Biko’s killing proves that a system of oppression is most scared of people with conviction than of people with guns. His ideas, which were philosophically complex, produced a conviction so powerful inside the teenagers that they were willing to throw stones at guns.

Thus, after 1976, imprisoning Biko was no option. In killing Biko, they were not trying to erase his ideas or stop them from spreading. They were taking revenge against the success of his movement.

This is because at the intellectual table of Biko’s BC rose an arrogant, unapologetic and completely self-sufficient black. Biko’s blacks never sought any intellectual approval from whites and there is no racist that can oppress blacks who don’t seek the oppressor’s approval to think about their own beauty, moral order, epistemic value and who set on a path to live absolutely without whites. This attitude remains the greatest thereat to the white supremacist and privilege order to this day. All whites fear a day blacks will live without their supervision and approval.

It is for this reason they work so hard to destabilise the EFF; they fear that under an EFF government, they will cease to be special. They fear the EFF will create an existence in which whiteness is meaningless.

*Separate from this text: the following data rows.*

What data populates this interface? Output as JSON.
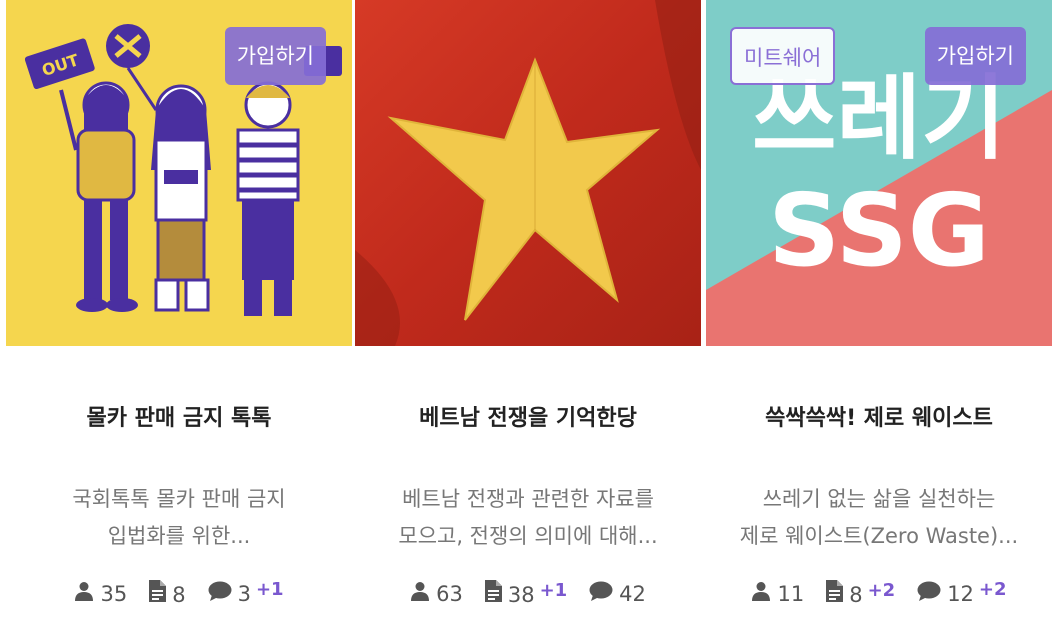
{
  "cards": [
    {
      "title": "몰카 판매 금지 톡톡",
      "desc_line1": "국회톡톡 몰카 판매 금지",
      "desc_line2": "입법화를 위한...",
      "badge_join": "가입하기",
      "image_sign_left": "OUT",
      "members": "35",
      "posts": "8",
      "comments": "3",
      "comments_new": "+1"
    },
    {
      "title": "베트남 전쟁을 기억한당",
      "desc_line1": "베트남 전쟁과 관련한 자료를",
      "desc_line2": "모으고, 전쟁의 의미에 대해...",
      "members": "63",
      "posts": "38",
      "posts_new": "+1",
      "comments": "42"
    },
    {
      "title": "쓱싹쓱싹! 제로 웨이스트",
      "desc_line1": "쓰레기 없는 삶을 실천하는",
      "desc_line2": "제로 웨이스트(Zero Waste)...",
      "badge_meet": "미트쉐어",
      "badge_join": "가입하기",
      "image_text_top": "쓰레기",
      "image_text_bottom": "SSG",
      "members": "11",
      "posts": "8",
      "posts_new": "+2",
      "comments": "12",
      "comments_new": "+2"
    }
  ],
  "colors": {
    "accent": "#7a58cf",
    "yellow": "#f5d64e",
    "flag_red": "#c8301f",
    "flag_star": "#f2c94c",
    "teal": "#7ecdc8",
    "coral": "#e97470"
  },
  "icons": [
    "person-icon",
    "document-icon",
    "comment-icon"
  ]
}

Once whiteness becomes meaningless and Africanness is the only identity that matters, whites are scared they will have to take intellectual direction for their identity in Africa from Africans. This is one reality they have fought against all their lives as a settler population.

So determined to keep a white identity that they made sure the Freedom Charter and the Constitution says South Africa belongs to them. South Africa must never belong to anyone who identifies as white because to be white, one needs others to be black. As Sobukwe stated, Africa belongs to Africans; all whites who reject this premise must leave us in peace.

* Ndlozi is an EFF MP.

** The views expressed here are not necessarily those of IOL.